Exist_Score = (dict11.keys() & dict10.keys() 中的键值) + (dict12.keys() 中的键值 & (dict11.keys() + dict10.keys()))

New_score = (dict11.keys() 中的键值 - dict10.keys()) + (dict12.keys() 中的键值 - (dict11.keys() + dict10.keys()))

我的手动计算分数的方法

exist_score = 0
new_score = 0


for key in dict11.keys() & dict10.keys():
    exist_score += dict11[key]

for key in dict12.keys() & set(dict11.keys()).union(set(dict10.keys())):
    exist_score += dict12[key]

for key in dict11.keys() - dict10.keys():
    new_score += dict11[key]

for key in dict12.keys() - set(dict11.keys()).union(set(dict10.keys())):
    new_score += dict12[key]

print(exist_score)
print(new_score)

对于给定的示例，分数将

Exist_Score = 4 + 5

New_Score = 3 + (6 + 7)

如何针对动态数量的列表实现这一点并迭代组合列表以检查键？

Answer 1

使用提供的字典，即

dict10 = {'A':1, 'C':2} #base dictionary
dict11 = {'B':3, 'C':4}
dict12 = {'A':5, 'E':6, 'F':7}

我们找到与基本字典相同的键和不在基本字典中的键，然后使用某个组合字典中的键计算分数：

# Combine all three dictionaries into one
dict_combine = dict(dict10, **dict(dict11, **dict12))

# Find keys that are the same with the base dictionary
keys_same = (dict10.keys() & dict11.keys()) | (dict10.keys() & dict12.keys())

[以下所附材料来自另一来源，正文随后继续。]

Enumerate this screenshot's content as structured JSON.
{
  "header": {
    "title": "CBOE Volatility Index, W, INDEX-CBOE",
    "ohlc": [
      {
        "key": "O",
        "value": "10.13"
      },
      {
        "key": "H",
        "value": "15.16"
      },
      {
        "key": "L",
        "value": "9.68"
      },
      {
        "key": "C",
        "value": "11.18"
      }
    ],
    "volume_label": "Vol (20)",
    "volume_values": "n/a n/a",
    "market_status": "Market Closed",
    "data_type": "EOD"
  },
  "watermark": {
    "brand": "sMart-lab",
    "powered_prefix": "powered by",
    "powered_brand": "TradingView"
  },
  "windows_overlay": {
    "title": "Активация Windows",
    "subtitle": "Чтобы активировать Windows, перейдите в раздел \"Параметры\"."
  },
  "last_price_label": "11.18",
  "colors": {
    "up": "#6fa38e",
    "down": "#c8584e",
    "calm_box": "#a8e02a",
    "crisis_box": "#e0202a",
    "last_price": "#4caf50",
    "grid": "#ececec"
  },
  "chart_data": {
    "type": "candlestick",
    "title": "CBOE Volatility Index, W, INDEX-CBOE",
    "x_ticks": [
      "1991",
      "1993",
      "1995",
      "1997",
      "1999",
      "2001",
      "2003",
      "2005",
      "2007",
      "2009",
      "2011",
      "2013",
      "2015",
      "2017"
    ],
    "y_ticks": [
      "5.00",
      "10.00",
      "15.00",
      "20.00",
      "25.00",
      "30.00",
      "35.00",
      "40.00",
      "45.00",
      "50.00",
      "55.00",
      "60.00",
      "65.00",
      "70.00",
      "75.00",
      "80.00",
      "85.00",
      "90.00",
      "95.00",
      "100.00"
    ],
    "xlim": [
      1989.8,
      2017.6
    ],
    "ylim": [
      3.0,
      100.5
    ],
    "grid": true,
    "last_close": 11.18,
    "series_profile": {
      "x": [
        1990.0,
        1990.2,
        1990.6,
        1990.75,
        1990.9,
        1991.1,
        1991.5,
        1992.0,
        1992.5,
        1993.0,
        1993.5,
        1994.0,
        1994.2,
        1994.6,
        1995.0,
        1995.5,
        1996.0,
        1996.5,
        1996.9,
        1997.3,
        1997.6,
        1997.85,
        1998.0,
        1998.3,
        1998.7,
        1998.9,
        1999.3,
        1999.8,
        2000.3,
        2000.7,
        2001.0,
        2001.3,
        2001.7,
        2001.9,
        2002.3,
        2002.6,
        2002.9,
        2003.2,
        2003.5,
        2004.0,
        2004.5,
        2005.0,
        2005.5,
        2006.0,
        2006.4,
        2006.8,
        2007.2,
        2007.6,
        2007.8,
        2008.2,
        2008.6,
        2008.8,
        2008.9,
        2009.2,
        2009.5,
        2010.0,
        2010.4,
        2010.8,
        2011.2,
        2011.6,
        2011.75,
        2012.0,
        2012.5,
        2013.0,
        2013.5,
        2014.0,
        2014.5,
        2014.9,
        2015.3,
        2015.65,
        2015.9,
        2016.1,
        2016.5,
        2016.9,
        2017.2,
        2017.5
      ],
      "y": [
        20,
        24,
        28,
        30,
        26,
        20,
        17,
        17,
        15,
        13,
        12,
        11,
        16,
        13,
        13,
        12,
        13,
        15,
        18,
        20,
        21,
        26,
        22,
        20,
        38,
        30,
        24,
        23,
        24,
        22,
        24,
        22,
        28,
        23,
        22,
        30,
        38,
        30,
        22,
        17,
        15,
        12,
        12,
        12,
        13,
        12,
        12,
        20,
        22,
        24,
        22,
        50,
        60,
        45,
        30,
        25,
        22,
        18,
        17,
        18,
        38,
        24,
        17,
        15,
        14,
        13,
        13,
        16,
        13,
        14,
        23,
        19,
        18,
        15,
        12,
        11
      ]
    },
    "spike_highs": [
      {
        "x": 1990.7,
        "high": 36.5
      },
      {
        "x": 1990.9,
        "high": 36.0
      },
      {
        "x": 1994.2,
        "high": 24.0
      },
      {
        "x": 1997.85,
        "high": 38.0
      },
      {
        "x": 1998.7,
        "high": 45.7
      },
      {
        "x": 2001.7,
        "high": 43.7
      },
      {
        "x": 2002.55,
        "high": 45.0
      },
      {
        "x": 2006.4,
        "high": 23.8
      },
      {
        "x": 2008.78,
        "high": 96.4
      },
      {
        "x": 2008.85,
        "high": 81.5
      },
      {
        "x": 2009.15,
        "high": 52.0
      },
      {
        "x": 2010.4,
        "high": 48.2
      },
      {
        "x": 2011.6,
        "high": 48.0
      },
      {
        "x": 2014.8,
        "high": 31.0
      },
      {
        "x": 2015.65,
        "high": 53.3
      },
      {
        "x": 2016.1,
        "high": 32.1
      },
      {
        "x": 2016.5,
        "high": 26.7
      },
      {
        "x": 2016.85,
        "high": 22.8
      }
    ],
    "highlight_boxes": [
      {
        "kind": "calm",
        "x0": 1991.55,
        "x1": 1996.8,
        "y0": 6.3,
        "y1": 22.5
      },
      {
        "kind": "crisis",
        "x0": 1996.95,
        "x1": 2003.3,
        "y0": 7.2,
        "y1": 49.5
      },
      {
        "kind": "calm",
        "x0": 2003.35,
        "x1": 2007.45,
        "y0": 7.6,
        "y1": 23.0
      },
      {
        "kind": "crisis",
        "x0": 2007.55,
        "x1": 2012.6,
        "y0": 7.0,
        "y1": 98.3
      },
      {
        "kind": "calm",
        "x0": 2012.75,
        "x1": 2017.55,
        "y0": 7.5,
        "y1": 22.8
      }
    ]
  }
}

# Find keys that are not in the base dictionary
keys_new = dict10.keys() ^ dict11.keys() ^ dict12.keys()

# Calculate scores
exist_score = sum([dict_combine[key] for key in keys_same])
new_score = sum([dict_combine[key] for key in keys_new])

现在，分数符合我们的预期：

>> exist_score
9
>> new_score
16

代码可以根据需要扩展为更多字典。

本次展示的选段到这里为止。